Их-фимоны, стояние., как будто та жизнь подходит, небесная, где уже не мы, а души. Там – прабабушка Устинья, которая сорок лет не вкушала мяса и день и ночь молилась с кожаным ремешком по священной книге. Там и удивительные Мартын-плотник, и маляр Прокофий, которого хоронили на Крещенье в такой мороз, что он не оттает до самого Страшного Суда. И умерший недавно от скарлатины Васька, который на Рождестве Христа славил, и кривой сапожник Зола, певший стишок про Ирода, – много-много. И все мы туда приставимся, даже во всякий час! Потому и стояние, и ефимоны.
И кругом уже все – такое. Серое небо, скучное. Оно стало как будто ниже, и все притихло: и дома стали ниже и притихли, и люди загрустили, идут, наклонивши голову, все в грехах. Даже веселый снег, вчера еще так хрустевший, вдруг почернел и мякнет, стал как толченые орехи, халва-халвой, – совсем его развезло на площади. Будто и снег стал грешный. По-другому каркают вороны, словно их что-то душит. Грехи душат? Вон, на березе за забором, так изгибает шею, будто гусак клюется.
– Горкин, а вороны приставятся на Страшном Суде?
Он говорит – это неизвестно. А как же на картинке, где Страшный Суд?.. Там и звери, и птицы, и крокодилы, и разные киты-рыбы несут в зубах голых человеков, а Господь сидит у золотых весов, со всеми ангелами, и зеленые злые духи с вилами держат записи всех грехов. Эта картинка висит у Горкина на стене с иконками.
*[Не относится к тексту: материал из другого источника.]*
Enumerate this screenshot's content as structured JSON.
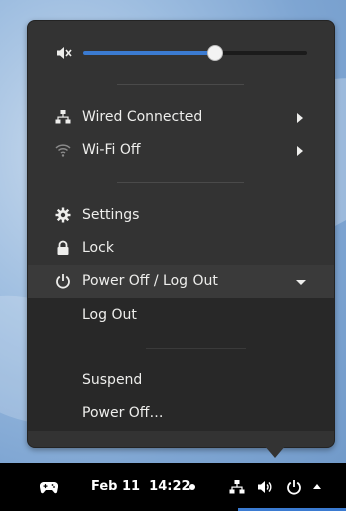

– Пожалуй что, и вся тварь воскреснет… – задумчиво говорит Горкин. – А за что же судить! Она – тварь неразумная, с нее взятки гладки. А ты не думай про глупости, не такое время, не помышляй.
Не такое время, я это чувствую. Надо скорбеть и не помышлять. И вдруг – воздушные разноцветные шары! У Митриева трактира мотается с шарами парень, должно быть, пьяный, а белые половые его пихают. Он рвется в трактир с шарами, шары болтаются и трещат, а он ругается нехорошими словами, что надо чайку попить.
– Хозяин выгнал за безобразие! – говорит Горкину половой. – Дни строгие, а он с масленой все прощается, шарашник. Гости обижаются, все черным словом…
– За шары подавай!.. – кричит парень ужасными словами.
– Извощики спичкой ему прожгли. Не ходи безо времени, у нас строго.
Подходит знакомый будочник и куда-то уводит парня.
– Сажай его «под шары», Бочкин! Будут ему шары… – кричат половые вслед.
– Пойдем уж… грехи с этим народом! – вздыхает Горкин, таща меня. – А хорошо, строго стало… блюдет наш Митрич. У него теперь и сахарку не подадут к парочке, а все с изюмчиком. И очень всем ндравится порядок. И машину на перву неделю запирает, и лампадки везде горят, афонское масло жгет, от Пантелемона. Так блюде-от!..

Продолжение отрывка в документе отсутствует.